Kolejny izraelski okręt podwodny typu Dolphin zmierza do portu morskiego w Hajfie.
Okręt opuścił już port morski w niemieckiej Kilonii i skierował się w stronę Izraela. Jednostka dotrze do Hajfy w połowie stycznia. Wkrótce potem rozpocznie się ostatni etap przystosowywania INS Rahav do służby w izraelskiej marynarce wojennej, polegający na zamontowaniu wybranych elementów wyposażenia pokładowego, dostarczonych przez rodzime przedsiębiorstwa. Okręt powinien wejść do służby w połowie przyszłego roku (Zgoda na piątego Dolphina dla Izraela, 2015-04-13).
INS Rahav będzie 2. z nowej serii OP typu Dolphin. W odróżnieniu od 3 jednostek przyjętych do służby w latach 1998-2000, te zbudowano w oparciu o projekt niemieckiego typ 212, w stoczni należącej do grupy TKMS (ThyssenKrupp Marine Systems). Wyposażono je m.in. w układ pędny niezależny od powietrza atmosferycznego. Powszechnie uważa się też, że okręty są zdolne do odpalania pocisków z głowicami atomowymi.

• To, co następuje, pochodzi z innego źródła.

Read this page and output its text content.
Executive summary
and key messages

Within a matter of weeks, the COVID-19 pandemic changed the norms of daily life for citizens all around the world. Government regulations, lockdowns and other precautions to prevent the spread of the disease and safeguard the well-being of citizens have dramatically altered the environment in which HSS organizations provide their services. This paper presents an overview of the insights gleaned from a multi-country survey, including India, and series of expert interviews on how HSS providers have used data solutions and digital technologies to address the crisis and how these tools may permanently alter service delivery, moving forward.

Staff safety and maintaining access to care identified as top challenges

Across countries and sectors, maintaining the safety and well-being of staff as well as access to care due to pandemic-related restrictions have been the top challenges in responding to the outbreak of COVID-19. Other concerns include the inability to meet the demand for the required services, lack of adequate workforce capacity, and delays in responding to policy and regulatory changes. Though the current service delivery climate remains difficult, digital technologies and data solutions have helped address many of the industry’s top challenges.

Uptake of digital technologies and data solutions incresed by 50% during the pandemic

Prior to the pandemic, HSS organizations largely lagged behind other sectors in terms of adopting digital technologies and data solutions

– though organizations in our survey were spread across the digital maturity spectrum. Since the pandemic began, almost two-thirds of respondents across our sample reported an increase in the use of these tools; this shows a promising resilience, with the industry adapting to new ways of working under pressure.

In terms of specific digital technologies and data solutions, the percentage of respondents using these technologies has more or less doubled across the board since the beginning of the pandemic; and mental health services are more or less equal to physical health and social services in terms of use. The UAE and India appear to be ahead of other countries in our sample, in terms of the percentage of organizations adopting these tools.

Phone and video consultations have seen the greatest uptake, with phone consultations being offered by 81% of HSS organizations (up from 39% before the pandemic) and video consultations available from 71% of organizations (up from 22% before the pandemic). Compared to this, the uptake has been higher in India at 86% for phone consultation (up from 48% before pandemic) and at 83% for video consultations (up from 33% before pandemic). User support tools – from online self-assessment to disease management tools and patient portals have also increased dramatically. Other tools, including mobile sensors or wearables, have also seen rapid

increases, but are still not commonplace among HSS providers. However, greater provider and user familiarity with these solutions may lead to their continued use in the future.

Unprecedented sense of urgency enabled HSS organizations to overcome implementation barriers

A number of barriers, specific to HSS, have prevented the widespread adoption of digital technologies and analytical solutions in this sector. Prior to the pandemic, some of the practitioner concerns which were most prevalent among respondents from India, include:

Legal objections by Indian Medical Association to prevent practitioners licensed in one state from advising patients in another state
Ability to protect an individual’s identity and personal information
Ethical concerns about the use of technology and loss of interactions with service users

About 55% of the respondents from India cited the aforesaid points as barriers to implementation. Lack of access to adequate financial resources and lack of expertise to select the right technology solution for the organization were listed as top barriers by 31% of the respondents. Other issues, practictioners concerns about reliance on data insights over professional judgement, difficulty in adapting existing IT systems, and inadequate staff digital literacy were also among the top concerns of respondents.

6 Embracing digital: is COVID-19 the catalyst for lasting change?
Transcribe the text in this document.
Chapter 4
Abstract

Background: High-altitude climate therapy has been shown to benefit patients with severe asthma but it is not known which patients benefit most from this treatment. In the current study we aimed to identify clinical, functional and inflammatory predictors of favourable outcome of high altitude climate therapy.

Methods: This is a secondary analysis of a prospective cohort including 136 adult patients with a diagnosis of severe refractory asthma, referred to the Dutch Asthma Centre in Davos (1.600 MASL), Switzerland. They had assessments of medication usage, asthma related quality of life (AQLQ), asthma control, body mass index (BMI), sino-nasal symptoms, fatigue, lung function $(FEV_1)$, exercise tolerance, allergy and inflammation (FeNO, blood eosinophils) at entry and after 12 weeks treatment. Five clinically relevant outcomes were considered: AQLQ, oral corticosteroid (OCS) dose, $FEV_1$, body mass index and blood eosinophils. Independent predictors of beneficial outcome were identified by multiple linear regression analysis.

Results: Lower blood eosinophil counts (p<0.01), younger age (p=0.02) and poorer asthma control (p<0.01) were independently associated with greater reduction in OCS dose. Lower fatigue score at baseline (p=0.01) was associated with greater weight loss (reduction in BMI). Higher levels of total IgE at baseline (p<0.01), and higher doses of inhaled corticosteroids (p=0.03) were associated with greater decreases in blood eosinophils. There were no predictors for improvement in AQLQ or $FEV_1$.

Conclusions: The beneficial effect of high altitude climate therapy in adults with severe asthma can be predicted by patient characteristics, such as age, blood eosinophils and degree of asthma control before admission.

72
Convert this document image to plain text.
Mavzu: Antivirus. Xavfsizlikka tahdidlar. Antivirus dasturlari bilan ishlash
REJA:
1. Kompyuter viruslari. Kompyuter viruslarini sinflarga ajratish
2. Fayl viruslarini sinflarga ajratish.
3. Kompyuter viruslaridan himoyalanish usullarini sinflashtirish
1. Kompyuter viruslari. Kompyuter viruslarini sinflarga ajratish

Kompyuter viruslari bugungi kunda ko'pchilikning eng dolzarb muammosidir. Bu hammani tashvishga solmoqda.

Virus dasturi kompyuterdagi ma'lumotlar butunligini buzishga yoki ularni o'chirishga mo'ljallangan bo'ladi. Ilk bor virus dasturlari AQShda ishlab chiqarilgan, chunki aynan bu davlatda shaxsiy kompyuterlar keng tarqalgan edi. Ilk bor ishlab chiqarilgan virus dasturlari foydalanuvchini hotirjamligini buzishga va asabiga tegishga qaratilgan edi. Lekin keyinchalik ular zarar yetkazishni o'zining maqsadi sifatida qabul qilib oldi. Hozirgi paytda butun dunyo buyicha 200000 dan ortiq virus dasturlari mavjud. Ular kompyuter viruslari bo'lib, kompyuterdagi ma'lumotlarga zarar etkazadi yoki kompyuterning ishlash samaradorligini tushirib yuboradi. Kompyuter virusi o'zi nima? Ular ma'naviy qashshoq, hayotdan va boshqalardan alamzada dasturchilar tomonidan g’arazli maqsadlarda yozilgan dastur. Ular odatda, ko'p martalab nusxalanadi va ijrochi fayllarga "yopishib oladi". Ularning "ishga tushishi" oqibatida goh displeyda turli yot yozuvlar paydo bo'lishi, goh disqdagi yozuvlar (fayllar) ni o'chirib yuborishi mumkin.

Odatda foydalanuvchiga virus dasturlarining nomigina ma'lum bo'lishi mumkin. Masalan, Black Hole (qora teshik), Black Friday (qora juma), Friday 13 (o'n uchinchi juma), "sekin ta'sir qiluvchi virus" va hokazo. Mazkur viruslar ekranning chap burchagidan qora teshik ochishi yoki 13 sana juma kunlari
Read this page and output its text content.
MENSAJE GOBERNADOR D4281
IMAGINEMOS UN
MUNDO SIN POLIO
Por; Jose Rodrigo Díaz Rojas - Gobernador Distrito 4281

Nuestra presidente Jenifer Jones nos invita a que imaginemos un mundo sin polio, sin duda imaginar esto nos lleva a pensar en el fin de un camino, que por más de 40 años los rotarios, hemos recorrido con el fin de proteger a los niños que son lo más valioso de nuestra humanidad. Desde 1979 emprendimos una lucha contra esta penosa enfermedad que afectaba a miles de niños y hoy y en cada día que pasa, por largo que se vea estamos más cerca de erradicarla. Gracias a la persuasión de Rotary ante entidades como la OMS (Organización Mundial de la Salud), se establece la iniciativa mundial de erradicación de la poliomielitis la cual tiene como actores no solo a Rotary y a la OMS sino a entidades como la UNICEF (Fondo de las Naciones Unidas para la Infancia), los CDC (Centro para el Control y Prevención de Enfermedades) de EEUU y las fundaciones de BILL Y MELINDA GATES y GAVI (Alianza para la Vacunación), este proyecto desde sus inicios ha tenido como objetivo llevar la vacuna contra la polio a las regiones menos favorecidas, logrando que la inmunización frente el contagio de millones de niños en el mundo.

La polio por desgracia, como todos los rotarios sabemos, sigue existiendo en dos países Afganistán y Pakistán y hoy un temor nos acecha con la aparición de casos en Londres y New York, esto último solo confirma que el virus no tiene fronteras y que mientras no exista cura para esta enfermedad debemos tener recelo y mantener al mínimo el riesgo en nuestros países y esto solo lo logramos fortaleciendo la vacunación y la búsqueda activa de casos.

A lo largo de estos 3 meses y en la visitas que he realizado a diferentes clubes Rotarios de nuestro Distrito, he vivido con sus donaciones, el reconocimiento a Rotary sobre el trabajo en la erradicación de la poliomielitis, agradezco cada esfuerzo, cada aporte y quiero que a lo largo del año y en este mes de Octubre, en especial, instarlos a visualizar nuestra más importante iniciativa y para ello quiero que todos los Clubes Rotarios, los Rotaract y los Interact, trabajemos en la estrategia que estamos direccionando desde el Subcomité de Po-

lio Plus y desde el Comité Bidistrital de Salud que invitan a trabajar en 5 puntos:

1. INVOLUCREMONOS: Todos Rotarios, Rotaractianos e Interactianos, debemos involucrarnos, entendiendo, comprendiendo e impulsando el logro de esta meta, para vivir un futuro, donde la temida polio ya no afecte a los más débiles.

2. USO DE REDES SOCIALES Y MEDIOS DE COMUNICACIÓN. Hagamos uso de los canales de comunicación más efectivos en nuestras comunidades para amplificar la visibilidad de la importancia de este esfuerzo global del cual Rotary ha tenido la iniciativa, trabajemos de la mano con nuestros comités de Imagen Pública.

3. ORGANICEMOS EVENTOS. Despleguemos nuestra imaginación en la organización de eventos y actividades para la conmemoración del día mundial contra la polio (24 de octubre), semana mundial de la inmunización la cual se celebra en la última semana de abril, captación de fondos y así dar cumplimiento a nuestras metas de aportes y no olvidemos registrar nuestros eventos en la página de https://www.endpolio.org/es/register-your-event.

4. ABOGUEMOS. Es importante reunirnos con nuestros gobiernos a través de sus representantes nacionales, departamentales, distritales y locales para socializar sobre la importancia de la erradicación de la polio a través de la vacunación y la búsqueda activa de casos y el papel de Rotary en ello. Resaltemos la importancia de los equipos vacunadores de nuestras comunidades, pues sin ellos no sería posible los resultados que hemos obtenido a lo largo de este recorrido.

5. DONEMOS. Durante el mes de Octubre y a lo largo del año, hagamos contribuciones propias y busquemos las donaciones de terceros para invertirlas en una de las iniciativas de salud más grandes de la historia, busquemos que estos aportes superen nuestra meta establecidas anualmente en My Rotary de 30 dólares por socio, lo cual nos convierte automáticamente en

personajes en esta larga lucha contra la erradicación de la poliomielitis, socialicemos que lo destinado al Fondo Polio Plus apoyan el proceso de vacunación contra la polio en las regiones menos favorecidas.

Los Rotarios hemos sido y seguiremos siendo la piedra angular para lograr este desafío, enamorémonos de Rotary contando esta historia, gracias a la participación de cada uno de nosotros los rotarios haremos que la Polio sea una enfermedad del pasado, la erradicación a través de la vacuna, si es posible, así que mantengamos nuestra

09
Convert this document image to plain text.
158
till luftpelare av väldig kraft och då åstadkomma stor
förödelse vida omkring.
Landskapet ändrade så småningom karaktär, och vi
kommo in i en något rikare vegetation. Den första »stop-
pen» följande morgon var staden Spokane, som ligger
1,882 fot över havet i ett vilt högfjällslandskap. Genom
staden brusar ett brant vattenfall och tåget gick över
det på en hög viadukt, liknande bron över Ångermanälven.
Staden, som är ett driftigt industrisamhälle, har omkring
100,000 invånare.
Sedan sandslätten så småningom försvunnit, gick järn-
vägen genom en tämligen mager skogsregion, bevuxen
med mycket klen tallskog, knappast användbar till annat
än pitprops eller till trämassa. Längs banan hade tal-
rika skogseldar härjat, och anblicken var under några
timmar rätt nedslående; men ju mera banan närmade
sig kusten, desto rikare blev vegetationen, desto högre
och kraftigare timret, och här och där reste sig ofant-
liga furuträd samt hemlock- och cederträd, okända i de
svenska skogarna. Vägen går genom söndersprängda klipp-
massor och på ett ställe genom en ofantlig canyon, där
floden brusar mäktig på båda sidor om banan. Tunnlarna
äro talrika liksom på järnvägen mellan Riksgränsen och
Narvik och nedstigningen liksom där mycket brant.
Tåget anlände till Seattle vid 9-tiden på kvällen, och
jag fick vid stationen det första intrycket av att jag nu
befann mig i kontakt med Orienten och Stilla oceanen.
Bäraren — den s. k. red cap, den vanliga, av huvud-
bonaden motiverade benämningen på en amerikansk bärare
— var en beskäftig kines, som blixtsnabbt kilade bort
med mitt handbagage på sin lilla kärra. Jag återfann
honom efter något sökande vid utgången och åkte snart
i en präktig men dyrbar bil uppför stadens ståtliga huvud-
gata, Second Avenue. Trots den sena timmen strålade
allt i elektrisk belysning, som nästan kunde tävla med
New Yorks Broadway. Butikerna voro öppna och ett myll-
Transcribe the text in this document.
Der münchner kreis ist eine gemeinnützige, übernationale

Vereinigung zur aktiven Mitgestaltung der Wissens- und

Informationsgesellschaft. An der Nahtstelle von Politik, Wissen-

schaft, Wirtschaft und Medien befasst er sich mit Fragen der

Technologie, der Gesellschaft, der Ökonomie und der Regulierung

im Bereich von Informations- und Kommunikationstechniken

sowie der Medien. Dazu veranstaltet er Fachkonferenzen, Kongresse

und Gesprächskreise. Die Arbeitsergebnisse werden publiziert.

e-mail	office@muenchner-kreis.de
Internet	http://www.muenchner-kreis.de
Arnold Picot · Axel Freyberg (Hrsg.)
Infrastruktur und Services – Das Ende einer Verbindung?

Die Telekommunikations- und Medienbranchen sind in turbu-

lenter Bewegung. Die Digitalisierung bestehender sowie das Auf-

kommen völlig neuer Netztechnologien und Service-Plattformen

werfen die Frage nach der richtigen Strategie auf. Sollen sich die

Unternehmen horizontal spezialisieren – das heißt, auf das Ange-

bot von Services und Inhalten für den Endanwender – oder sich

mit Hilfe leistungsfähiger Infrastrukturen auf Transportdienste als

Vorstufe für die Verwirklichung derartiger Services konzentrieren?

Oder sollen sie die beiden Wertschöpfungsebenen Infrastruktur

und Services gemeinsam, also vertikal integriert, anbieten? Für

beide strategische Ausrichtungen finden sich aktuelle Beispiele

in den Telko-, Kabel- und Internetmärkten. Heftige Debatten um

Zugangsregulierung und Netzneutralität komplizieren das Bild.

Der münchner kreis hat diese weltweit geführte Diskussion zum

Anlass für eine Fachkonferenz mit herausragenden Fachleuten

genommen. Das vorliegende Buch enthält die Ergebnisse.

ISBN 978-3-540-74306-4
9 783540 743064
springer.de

Izraelskie Dolphiny budowane są przy sporym wsparciu finansowym Niemiec. Rząd federalny w Berlinie w całości sfinansował pozyskanie pierwszych 2 jednostek tego typu, dokładając się do zakupu kolejnych (INS Tanin w Izraelu, 2014-09-24). Fakt ten wzbudza spore kontrowersje wśród niemieckiej klasy politycznej, zwłaszcza w dobie cięć wydatków obronnych, ograniczających zdolności modernizacyjne Bundeswehry.